慢性上気道炎は耳鼻科での治療になります。病院の選び方は、以下のポイントを参考にしてください。

  • 治療実績が豊富である
  • 通いやすい場所にある
  • 予防についても詳しく指導してくれる
  • 丁寧でスムーズな対応をしてくれる

3-7.注意点

鼻や喉の不快な症状が続いているとき、病院を受診するべきか迷う人は多いと思います。上気道炎は早めに対処することで症状の慢性化を防ぐことができるため、迷っている人はまず耳鼻科で相談してみましょう。ほかの疾患が原因になっている可能性もあります。自己判断せず、専門家に診てもらうのが一番です。

4.慢性上気道炎にかんするよくある質問

慢性上気道炎の症状について悩んでいる人が感じる疑問とその回答をまとめてみました。

4-1.冷気吸入性鼻炎とは何ですか?

A.「寒暖差アレルギー」とも呼ばれており、冷たく乾いた空気を吸うと鼻水やくしゃみなどの症状が現れます。寒暖差が激しくなる季節の変わり目などに発症する人が多いでしょう。

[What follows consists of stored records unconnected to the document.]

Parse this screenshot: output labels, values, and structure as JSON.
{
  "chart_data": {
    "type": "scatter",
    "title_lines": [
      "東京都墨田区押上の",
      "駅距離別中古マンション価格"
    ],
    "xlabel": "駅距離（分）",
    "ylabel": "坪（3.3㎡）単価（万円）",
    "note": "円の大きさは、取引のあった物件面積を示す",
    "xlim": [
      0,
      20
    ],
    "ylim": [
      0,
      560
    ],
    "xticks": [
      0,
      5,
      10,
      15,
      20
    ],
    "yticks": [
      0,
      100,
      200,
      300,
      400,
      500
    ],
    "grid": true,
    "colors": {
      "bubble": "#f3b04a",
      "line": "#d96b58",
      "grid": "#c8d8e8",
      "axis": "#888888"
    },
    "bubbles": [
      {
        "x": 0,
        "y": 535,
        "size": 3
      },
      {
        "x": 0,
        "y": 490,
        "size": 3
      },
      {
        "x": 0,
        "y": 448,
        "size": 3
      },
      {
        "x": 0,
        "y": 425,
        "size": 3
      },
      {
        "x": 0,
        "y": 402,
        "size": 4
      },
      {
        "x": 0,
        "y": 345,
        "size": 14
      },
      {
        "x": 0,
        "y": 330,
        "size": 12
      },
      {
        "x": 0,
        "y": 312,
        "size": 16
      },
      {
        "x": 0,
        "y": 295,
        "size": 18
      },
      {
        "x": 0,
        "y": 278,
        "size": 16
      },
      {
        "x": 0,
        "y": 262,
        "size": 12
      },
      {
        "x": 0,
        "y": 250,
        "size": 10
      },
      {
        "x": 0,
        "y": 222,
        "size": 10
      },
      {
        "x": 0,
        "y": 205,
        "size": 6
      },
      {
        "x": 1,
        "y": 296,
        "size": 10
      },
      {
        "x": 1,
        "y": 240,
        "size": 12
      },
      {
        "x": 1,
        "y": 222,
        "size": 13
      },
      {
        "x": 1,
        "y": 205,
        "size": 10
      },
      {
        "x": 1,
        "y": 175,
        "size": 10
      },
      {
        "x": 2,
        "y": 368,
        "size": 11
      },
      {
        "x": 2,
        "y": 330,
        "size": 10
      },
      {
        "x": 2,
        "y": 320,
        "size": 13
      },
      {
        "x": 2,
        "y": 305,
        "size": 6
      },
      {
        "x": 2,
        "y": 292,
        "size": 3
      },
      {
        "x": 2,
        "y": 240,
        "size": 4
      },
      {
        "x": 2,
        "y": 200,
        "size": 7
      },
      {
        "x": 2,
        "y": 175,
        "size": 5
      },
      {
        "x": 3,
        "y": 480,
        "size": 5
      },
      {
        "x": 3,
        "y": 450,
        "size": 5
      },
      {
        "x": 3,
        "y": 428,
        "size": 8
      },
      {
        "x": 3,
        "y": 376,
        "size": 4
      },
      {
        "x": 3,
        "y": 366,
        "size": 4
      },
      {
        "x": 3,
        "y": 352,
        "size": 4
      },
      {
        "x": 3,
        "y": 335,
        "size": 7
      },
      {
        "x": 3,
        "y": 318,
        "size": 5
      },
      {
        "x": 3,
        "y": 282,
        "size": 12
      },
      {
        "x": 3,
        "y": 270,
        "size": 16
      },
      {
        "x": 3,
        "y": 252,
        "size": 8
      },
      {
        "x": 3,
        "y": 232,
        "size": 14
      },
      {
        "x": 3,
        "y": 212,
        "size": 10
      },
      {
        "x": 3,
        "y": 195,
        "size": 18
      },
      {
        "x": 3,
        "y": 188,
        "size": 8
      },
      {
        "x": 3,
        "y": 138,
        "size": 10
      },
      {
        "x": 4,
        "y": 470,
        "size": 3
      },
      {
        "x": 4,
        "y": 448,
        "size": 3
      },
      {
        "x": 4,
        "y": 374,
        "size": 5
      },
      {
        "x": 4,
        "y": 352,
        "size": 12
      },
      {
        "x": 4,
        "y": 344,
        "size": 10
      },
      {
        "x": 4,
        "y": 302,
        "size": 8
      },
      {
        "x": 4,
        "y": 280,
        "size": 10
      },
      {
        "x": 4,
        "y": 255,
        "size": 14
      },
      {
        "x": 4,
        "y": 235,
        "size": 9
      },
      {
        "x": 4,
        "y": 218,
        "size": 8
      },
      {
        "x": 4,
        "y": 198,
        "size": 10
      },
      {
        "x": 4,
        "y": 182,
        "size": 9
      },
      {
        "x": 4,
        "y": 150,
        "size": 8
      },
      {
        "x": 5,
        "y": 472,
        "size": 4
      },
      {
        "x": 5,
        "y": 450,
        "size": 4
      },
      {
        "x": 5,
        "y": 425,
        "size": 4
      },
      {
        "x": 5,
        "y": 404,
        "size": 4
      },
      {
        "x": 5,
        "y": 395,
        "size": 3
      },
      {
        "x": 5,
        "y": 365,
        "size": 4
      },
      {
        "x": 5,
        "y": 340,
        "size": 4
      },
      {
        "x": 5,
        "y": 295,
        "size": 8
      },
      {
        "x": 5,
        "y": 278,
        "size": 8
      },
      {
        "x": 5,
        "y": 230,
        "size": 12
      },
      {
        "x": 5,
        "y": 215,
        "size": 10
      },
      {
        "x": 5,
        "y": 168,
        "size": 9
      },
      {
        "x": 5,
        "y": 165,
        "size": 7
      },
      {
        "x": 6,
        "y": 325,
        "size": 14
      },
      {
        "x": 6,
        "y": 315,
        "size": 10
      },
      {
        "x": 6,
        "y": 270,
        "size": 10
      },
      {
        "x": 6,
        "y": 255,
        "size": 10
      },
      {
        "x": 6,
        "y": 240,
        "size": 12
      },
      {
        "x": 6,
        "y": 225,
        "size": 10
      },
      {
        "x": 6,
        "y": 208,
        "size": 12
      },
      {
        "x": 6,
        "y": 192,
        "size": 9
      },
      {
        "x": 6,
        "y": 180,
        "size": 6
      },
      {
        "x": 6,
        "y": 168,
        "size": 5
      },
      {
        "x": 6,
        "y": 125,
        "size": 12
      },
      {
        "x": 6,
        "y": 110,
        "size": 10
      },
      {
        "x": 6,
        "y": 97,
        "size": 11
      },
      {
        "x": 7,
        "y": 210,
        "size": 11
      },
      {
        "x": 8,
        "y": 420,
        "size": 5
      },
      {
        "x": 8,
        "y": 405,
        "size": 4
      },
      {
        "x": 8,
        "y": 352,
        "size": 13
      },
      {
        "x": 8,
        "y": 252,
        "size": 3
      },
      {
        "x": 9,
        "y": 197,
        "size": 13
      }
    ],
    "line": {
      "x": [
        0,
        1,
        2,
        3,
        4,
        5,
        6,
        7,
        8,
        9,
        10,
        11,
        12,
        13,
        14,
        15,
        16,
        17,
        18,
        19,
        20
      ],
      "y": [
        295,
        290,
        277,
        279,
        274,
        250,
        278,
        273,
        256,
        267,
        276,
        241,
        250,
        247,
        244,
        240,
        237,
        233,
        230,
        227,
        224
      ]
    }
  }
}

4-2.PM2.5が慢性上気道炎の原因になることはありますか?

A.PM2.5が鼻や喉の粘膜に刺激を与え、炎症を起こすこともあります。飛来情報をしっかり確認し、多い時期は特に注意しましょう。

4-3.「咽頭」と「喉頭」の違いは何ですか?

A.鼻から食道につながる部分が「咽頭」、喉ぼとけがある部分が「喉頭」です。咽頭には扁桃(へんとう)やアデノイドなどの免疫器官があり、喉頭には「発声」「呼吸」「嚥下(えんげ)」の3つの働きがあります。

4-4.急性上気道炎だとどのくらいで自然に治りますか?

A.2~3日で症状のピークを迎え、約1週間で完全に症状がなくなることがほとんどです。まれに、2週間ほど症状が続くこともあります。

4-5.慢性上気道炎と診断されました。自宅で過ごす上での注意点は何ですか?

A.できるだけ安静に過ごし、バランスのよい食事と水分補給、室温・湿度の調節などに気を配ってください。外出から戻った後は必ず手洗いとうがいをしましょう。

まとめ

いかがでしたか? 慢性上気道炎の原因や治療法などをまとめてご紹介しました。鼻や喉の不快な症状がはじまると、風邪だと思って放置してしまう人も多いでしょう。しかし、放っておくと慢性上気道炎に発展し、長期間にわたって症状に悩まされることになる可能性もあります。そうなる前に症状を見極め、耳鼻科で適切な治療を受けるべきでしょう。ぜひこの記事を参考にして、早めに対処してください。